Soziale Stellung zwischen subjektiven und objektiven Indikatoren
Für eine genauere Analyse der Rolle von sozialer Stellung für das Erleben von Diskriminierung ist es grundsätzlich notwendig, subjektive Selbsteinschätzung und objektive Merkmale zu differenzieren: Denn die Selbsteinschätzung der eigenen sozialen Stellung hängt zwar stark mit den üblichen objektiven Indikatoren für den Sozialstatus (wie dem Einkommen oder dem beruflichem Status) einer Person zusammen – aber auch andere Merkmale (wie Migrationshintergrund, sexuelle Orientierung oder eine körperliche Beeinträchtigung) erhöhen die Wahrscheinlichkeit, sich subjektiv in der gesellschaftlichen Hierarchie weiter „unten“ einzuschätzen.

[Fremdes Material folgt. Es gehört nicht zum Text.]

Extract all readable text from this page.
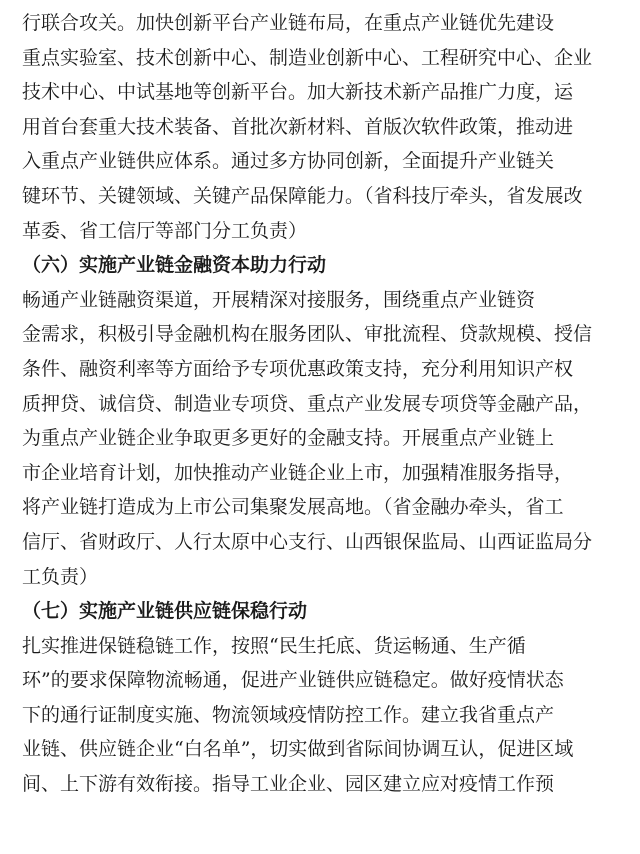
行联合攻关。加快创新平台产业链布局，在重点产业链优先建设
重点实验室、技术创新中心、制造业创新中心、工程研究中心、企业
技术中心、中试基地等创新平台。加大新技术新产品推广力度，运
用首台套重大技术装备、首批次新材料、首版次软件政策，推动进
入重点产业链供应体系。通过多方协同创新，全面提升产业链关
键环节、关键领域、关键产品保障能力。（省科技厅牵头，省发展改
革委、省工信厅等部门分工负责）
（六）实施产业链金融资本助力行动
畅通产业链融资渠道，开展精深对接服务，围绕重点产业链资
金需求，积极引导金融机构在服务团队、审批流程、贷款规模、授信
条件、融资利率等方面给予专项优惠政策支持，充分利用知识产权
质押贷、诚信贷、制造业专项贷、重点产业发展专项贷等金融产品，
为重点产业链企业争取更多更好的金融支持。开展重点产业链上
市企业培育计划，加快推动产业链企业上市，加强精准服务指导，
将产业链打造成为上市公司集聚发展高地。（省金融办牵头，省工
信厅、省财政厅、人行太原中心支行、山西银保监局、山西证监局分
工负责）
（七）实施产业链供应链保稳行动
扎实推进保链稳链工作，按照“民生托底、货运畅通、生产循
环”的要求保障物流畅通，促进产业链供应链稳定。做好疫情状态
下的通行证制度实施、物流领域疫情防控工作。建立我省重点产
业链、供应链企业“白名单”，切实做到省际间协调互认，促进区域
间、上下游有效衔接。指导工业企业、园区建立应对疫情工作预
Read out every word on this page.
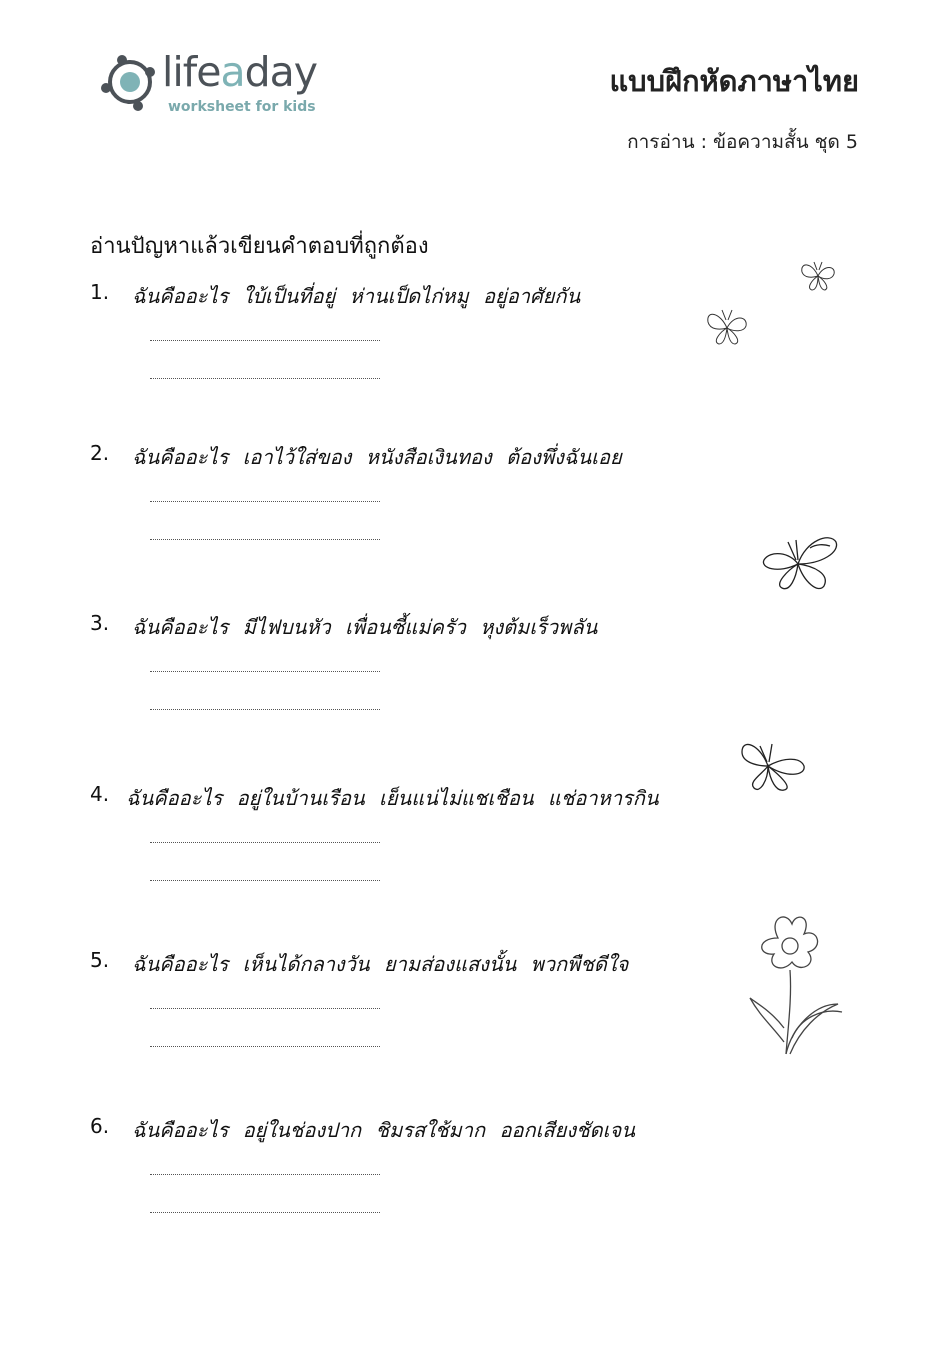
lifeaday
worksheet for kids
แบบฝึกหัดภาษาไทย
การอ่าน : ข้อความสั้น ชุด 5
อ่านปัญหาแล้วเขียนคำตอบที่ถูกต้อง
1. ฉันคืออะไร ใบ้เป็นที่อยู่ ห่านเป็ดไก่หมู อยู่อาศัยกัน
2. ฉันคืออะไร เอาไว้ใส่ของ หนังสือเงินทอง ต้องพึ่งฉันเอย
3. ฉันคืออะไร มีไฟบนหัว เพื่อนซี้แม่ครัว หุงต้มเร็วพลัน
4. ฉันคืออะไร อยู่ในบ้านเรือน เย็นแน่ไม่แชเชือน แช่อาหารกิน
5. ฉันคืออะไร เห็นได้กลางวัน ยามส่องแสงนั้น พวกพืชดีใจ
6. ฉันคืออะไร อยู่ในช่องปาก ชิมรสใช้มาก ออกเสียงชัดเจน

Wie Diagramm 1 verdeutlicht, erhöhen ein niedriger Bildungsstand der Eltern (17%), ein eigener niedriger Bildungsabschluss (15%), starke Armutsgefährdung (14%) oder unqualifizierte Berufstätigkeit (13%) die Wahrscheinlichkeit für eine niedrige Selbsteinschätzung deutlich. Aber auch Migrationshintergründe (türkisch: 17%; außereuropäisch: 14%; ex-jugoslawisch: 12%), eine homosexuelle Orientierung (13%) oder eine körperliche Beeinträchtigung (9%) tragen mit höherer Wahrscheinlichkeit zu einer niedrigen sozialen Selbsteinschätzung bei. Zudem greifen diese Merkmale intersektional ineinander: D.h. je mehr dieser Faktoren auf eine Person gleichzeitig zutreffen, desto stärker steigt ihr Risiko, Diskriminierung zu erfahren.